History

United States
- Name: USS Pampero
- Launched: 18 August 1853
- Acquired: 7 July 1861
- Commissioned: August 1861
- Decommissioned: 20 July 1866
- Fate: Sold, 1 October 1867

General characteristics
- Displacement: 1,375 long tons (1,397 t)
- Length: 202 ft 3 in (61.65 m)
- Beam: 38 ft 2 in (11.63 m)
- Draft: 20 ft (6.1 m)
- Depth of hold: 19 ft 1 in (5.82 m)
- Propulsion: Sail
- Sail plan: Full ship rig
- Complement: 50
- Armament: 4 × 32-pounders

= USS Pampero =

Cargo ship of the United States Navy

USS Pampero was a large (1375 LT) and capacious ship-rigged vessel purchased by the Union Navy during the American Civil War. She was used by the Navy as a storeship to provision the fleet and as a collier to supply the fleet’s need for coal for their steam engines.

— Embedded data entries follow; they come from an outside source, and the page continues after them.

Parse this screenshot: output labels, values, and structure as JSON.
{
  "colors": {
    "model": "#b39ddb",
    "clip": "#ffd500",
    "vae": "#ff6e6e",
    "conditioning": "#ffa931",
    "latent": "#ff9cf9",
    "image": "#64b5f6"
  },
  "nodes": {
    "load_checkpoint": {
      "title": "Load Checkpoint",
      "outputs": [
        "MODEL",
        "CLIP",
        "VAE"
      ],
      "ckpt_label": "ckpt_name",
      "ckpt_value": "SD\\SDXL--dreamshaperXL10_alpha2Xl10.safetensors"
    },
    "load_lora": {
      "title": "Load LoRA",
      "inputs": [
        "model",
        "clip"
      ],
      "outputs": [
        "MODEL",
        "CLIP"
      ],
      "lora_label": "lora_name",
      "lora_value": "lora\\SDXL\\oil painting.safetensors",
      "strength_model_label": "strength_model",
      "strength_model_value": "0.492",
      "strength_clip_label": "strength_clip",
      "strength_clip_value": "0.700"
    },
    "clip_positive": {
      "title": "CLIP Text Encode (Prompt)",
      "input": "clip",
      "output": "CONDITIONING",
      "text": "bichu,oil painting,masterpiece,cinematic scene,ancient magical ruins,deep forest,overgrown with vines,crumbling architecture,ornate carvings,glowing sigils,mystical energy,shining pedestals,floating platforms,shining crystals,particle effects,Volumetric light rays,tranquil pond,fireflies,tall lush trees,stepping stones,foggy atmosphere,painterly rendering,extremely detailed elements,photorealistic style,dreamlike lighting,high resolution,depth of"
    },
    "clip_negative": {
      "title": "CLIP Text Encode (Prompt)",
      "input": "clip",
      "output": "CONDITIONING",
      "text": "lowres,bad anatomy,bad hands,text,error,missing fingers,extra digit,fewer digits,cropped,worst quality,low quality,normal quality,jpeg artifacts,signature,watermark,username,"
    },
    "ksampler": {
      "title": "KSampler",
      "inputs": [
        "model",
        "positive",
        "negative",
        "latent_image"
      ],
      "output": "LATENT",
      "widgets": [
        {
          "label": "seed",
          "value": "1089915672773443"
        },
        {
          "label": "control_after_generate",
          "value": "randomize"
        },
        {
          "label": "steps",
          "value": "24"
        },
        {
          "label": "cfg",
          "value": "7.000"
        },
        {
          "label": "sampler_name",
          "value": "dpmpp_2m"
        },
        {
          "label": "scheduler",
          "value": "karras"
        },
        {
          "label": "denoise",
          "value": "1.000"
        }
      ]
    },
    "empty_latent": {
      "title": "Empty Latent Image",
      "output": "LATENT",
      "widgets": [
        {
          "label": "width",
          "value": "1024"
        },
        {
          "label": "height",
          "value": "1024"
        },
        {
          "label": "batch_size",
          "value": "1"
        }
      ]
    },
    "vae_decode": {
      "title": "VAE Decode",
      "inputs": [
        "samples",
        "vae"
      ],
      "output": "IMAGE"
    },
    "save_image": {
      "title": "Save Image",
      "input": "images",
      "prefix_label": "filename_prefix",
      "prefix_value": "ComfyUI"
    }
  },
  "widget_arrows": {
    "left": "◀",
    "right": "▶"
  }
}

She served in, and supplied, several blockades, including those Union ships in the Gulf of Mexico which were patrolling off various Gulf ports of the Confederate States of America.

==Service history==
Pampero, a wooden, ship rigged vessel launched at Mystic, Connecticut on 18 August 1853 by Charles Mallory, was purchased by the Navy at New York City on 7 July 1861 from J. Bishop & Co.; and commissioned in August 1861, Acting Master Charles W. Lamson in command. Pampero was assigned to the Gulf Blockading Squadron for service as a storeship and collier, and arrived off Fort Pickens, Florida on 19 September. She supplied the ships and bases of the Squadron until it was divided in February 1862. She was then placed in the West Gulf Blockading Squadron and supporting Rear Admiral David Farragut’s operations through much of the war, making occasional voyages north to replenish. She decommissioned at New York City on 20 July 1866 and was sold at auction there on 1 October 1867.